Here are 10 tricks to find the best answers to almost any research question.
1. Ask Your Peers on HighTable
Getting trusted recommendations from your network is always the best option, but sometimes your network isn’t big enough or experienced enough to help.
Enter HighTable. It’s a closed network of seasoned professionals willing to help, network, and mentor each other. Right now, it’s mostly entrepreneurs, but will open up to other professionals soon.
If you’re looking to connect with other people in the startup scene and get expert answers to specific business questions, HighTable can be a useful resource. The catch is that you have to apply and go through orientation, so make sure you sign up before you think you’ll need it, so you have it when you do.
2. Mine the Free Research at Think with Google
Google produces and collates a large collection of publicly accessible research through theirThink with Google site. It’s obviously all focused on digital media, but cuts across a range of channels and industries, with an emphasis on large digital trends, for example:
Their research library, in particular, is a great place to start any digging depending on what you’re looking for:
- By Industry
- By Media Platform
- By Audience
Facts and Stats are great for presentations.
3. Ask a Research Librarian
One of my favorite research tricks is to go to the public library. It’s an often overlooked source, but libraries frequently have access to a lot of databases and research that can cost tens of thousands of dollars to buy.
If you’re not sure where to start, or just want another opinion, consult a research librarian. One of their goals is to help connect library goers with the right resources. You can ask them a question, sometimes online or by appointment, and they’ll come back with a personalized recommendation of the best databases and resources.
If you happen to be in Manhattan, check out the Science, Industry and Business branch of the New York Public Library. You can see which databases are available on their site and contact a research librarian.
Give yourself at least 5 days to hear back from a research librarian. You can access any of the databases, but have to be on site. You can use your personal laptop over the Wi-Fi connection.

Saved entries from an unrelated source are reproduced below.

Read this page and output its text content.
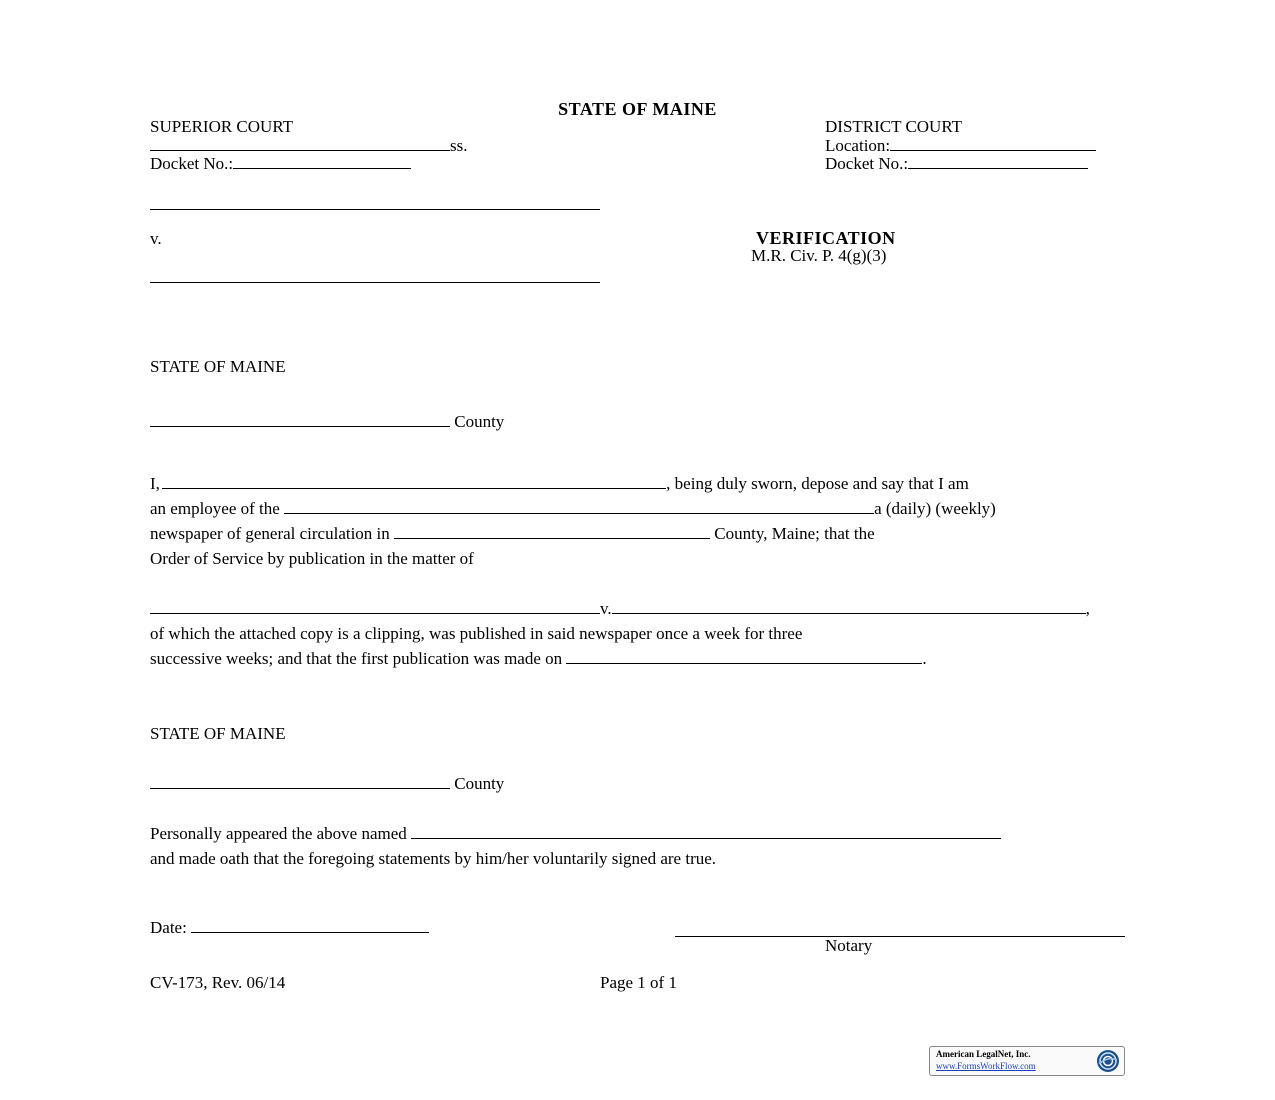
STATE OF MAINE
SUPERIOR COURT
ss.
Docket No.:
DISTRICT COURT
Location:
Docket No.:
v.	VERIFICATION
M.R. Civ. P. 4(g)(3)
STATE OF MAINE
County
I,	, being duly sworn, depose and say that I am
an employee of the	a (daily) (weekly)
newspaper of general circulation in	County, Maine; that the
Order of Service by publication in the matter of
v.	,
of which the attached copy is a clipping, was published in said newspaper once a week for three
successive weeks; and that the first publication was made on	.
STATE OF MAINE
County
Personally appeared the above named
and made oath that the foregoing statements by him/her voluntarily signed are true.
Date:
Notary
CV-173, Rev. 06/14	Page 1 of 1
American LegalNet, Inc.
www.FormsWorkFlow.com
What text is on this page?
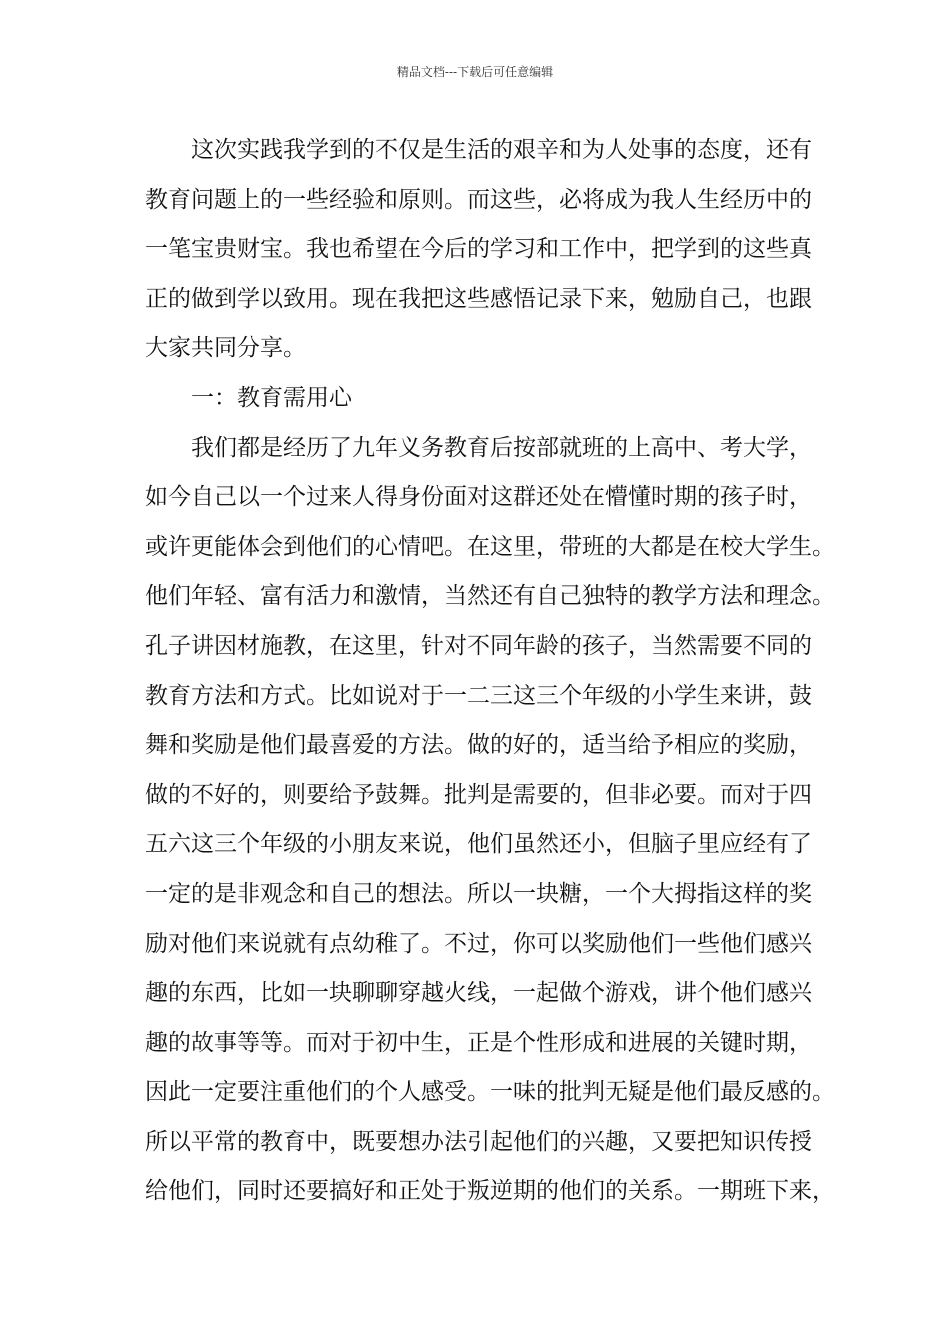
精品文档---下载后可任意编辑
这次实践我学到的不仅是生活的艰辛和为人处事的态度，还有
教育问题上的一些经验和原则。而这些，必将成为我人生经历中的
一笔宝贵财宝。我也希望在今后的学习和工作中，把学到的这些真
正的做到学以致用。现在我把这些感悟记录下来，勉励自己，也跟
大家共同分享。
一：教育需用心
我们都是经历了九年义务教育后按部就班的上高中、考大学，
如今自己以一个过来人得身份面对这群还处在懵懂时期的孩子时，
或许更能体会到他们的心情吧。在这里，带班的大都是在校大学生。
他们年轻、富有活力和激情，当然还有自己独特的教学方法和理念。
孔子讲因材施教，在这里，针对不同年龄的孩子，当然需要不同的
教育方法和方式。比如说对于一二三这三个年级的小学生来讲，鼓
舞和奖励是他们最喜爱的方法。做的好的，适当给予相应的奖励，
做的不好的，则要给予鼓舞。批判是需要的，但非必要。而对于四
五六这三个年级的小朋友来说，他们虽然还小，但脑子里应经有了
一定的是非观念和自己的想法。所以一块糖，一个大拇指这样的奖
励对他们来说就有点幼稚了。不过，你可以奖励他们一些他们感兴
趣的东西，比如一块聊聊穿越火线，一起做个游戏，讲个他们感兴
趣的故事等等。而对于初中生，正是个性形成和进展的关键时期，
因此一定要注重他们的个人感受。一味的批判无疑是他们最反感的。
所以平常的教育中，既要想办法引起他们的兴趣，又要把知识传授
给他们，同时还要搞好和正处于叛逆期的他们的关系。一期班下来，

4. Take a Class at Skillshare or General Assembly
Often times, the best advice comes from someone who has “been there, done that.” There’s a new breed of peer-to-peer education companies that offer a lot of education focused on issues specific to online marketing, especially startups.
Skillshare is a platform for anyone to teach and find an audience. It’s mostly local classes in New York and California, but they recently introduced online classes accessible to anyone. Most classes tend to be one off vs. a part of a series. Pay close attention to teacher reviews, as quality can vary.
General Assembly, on the other hand, is routed is a company with physical campuses across the world focused on fostering entrepreneurship. Their classes, including some online options, are more curated experiences. Their courses are much more structured and extended options, with an equally large price tag.
5. Get Authoritative Charts at Emarketer
EMarketer takes popular research reports, like Pew Internet and comScore, and packages their insights into digestible chunks and charts. Chances are that, if you’ve ever attended a conference, you’ve seen one of their charts in a presentation, e.g.:
Their site features an array of recent charts and articles, but the full research is only available by pay, though you can usually find what you need with some creative Googling or by perusing their Facebook album. You can also subscribe to their popular newsletter and just archive the old issues for future research.
6. Buy Industry Reports from Shop.org or Econsultancy
If you’re looking for research about ecommerce, Shop.org is one of the best associations for ecommerce specific data. They collate a lot of research from their members and sponsors.Original research is exclusive to members, which starts at $1,500.
EConsultancy, based in the UK, produces original research and compiles third-party data with market data, best practice guides, supplier selection, template files, trends and innovation and event presentations from their conferences. The silver level of membership is $495 and gives you access to all of their research.
7. Marketing Charts
Marketing Charts does one thing: they take existing research from other sources, pull out the interesting data and put it into a chart, e.g.:
Their archives are navigable by media type and fully searchable. Their sources, however, aren’t always as authoritative. Make sure you review the content producer before you use the chart.
8. Find a Presentation on Slideshare
Conference presentations are useful, but often inaccessible if you aren’t flying across the country and paying thousands of dollars to attend.
9. Industry Associations
Most channels have a non-profit industry association designed to educate and promote, which includes a lot of free and paid research. Here are some examples:
- Interactive Advertising Bureau
- Mobile Marketing Association
- Word of Mouth Marketing Association
- Email Experience Council
- Digital Analytics Association
10. Ask People on LinkedIn and Quora
Make sure you do a search before you post a question. Responses vary wildly in quality, so review the respondent. Be prepared for a lot of sales people pitching their wares.